La précarisation de la jeunesse alarme les syndicats
Les organisations CGT, FO, Solidaires et FSU font ainsi le constat que la situation des étudiants et lycéens est très problématique, sous l'effet conjugué de la crise sanitaire et de «politiques régressives en matière de protection sociale, d’éducation et de formation. Les dernières réformes, sur le droit du travail, sur l’assurance chômage, sur les retraites ou sur l’orientation des élèves accentuent la précarité et les inégalités». Elles jugent aussi que «le plan gouvernemental “1 jeune, 1 solution” ne changera pas radicalement la donne ni ne suffira pas à assurer un avenir professionnel sécurisé et de qualité».

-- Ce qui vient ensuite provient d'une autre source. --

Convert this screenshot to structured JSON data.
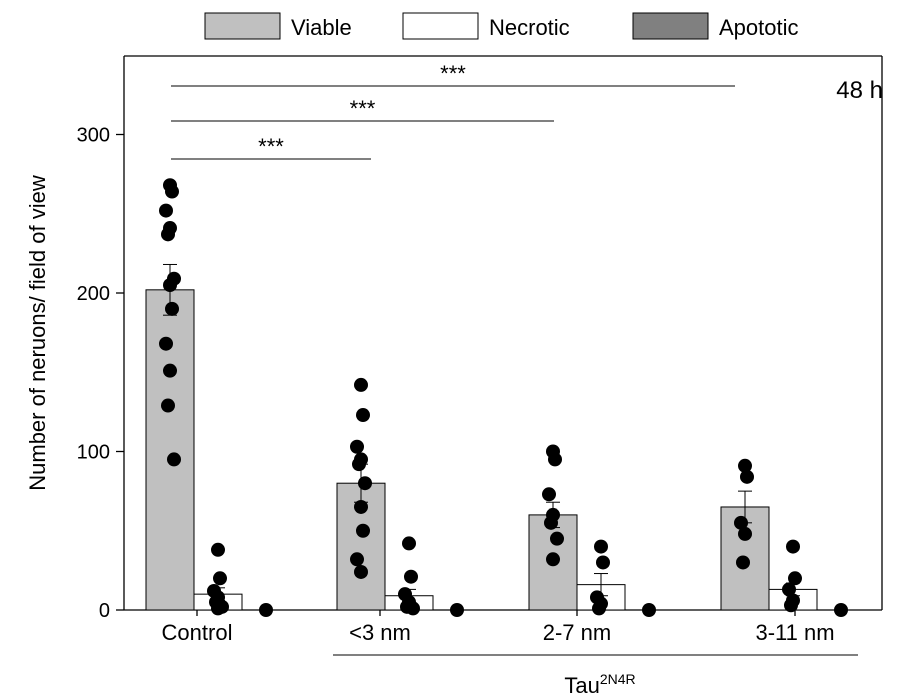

Celui-ci, selon l'intersyndicale exigerait «une formation initiale de haut niveau, un service public d’éducation et d’orientation accessible pour toutes et tous (…), la continuité et la progressivité des droits au salaire, à la formation et à la protection sociale», ainsi que des «moyens humains et matériels». Elle apporte son soutient aux mobilisations étudiantes et lycéennes du 16 mars 2021, ainsi qu'à celles des étudiants en art dramatique qui demandent la réouverture des lieux culturels.
Une «enquête réalisée auprès de 6 500 étudiants de 18 à 25 ans» par la Fédération des associations étudiantes (Fage), l'Association nationale des étudiantes sage-femme et l'Association fédérative des étudiants de Poitiers, a mis à jour que la crise actuelle se traduit par un renoncement croissant des étudiantes à se fournir en protections hygiéniques adaptés. Les associations se mobilisent, certes, pour aider, mais constatent que si «un budget de 5 millions d’euros est dès à présent alloué par l’Etat pour lutter contre ce phénomène», «les fonds ne sont malheureusement pas fléchés vers les étudiants». Elles demandent donc une éventuelle prise en charge par la Sécurité sociale, sur la base d'une «aide financière calculée sur les frais réels engendrés par les menstruations», ainsi que des mesures telles que «la sensibilisation et (…) la prévention sur les règles et les maladies qui y sont associées, dans un cadre scolaire, (…) périscolaire et universitaire ; l’obligation pour les entreprises de rendre publique la composition des protections et la révision des normes sanitaires et l’interdiction des produits nocifs au niveau français et européen».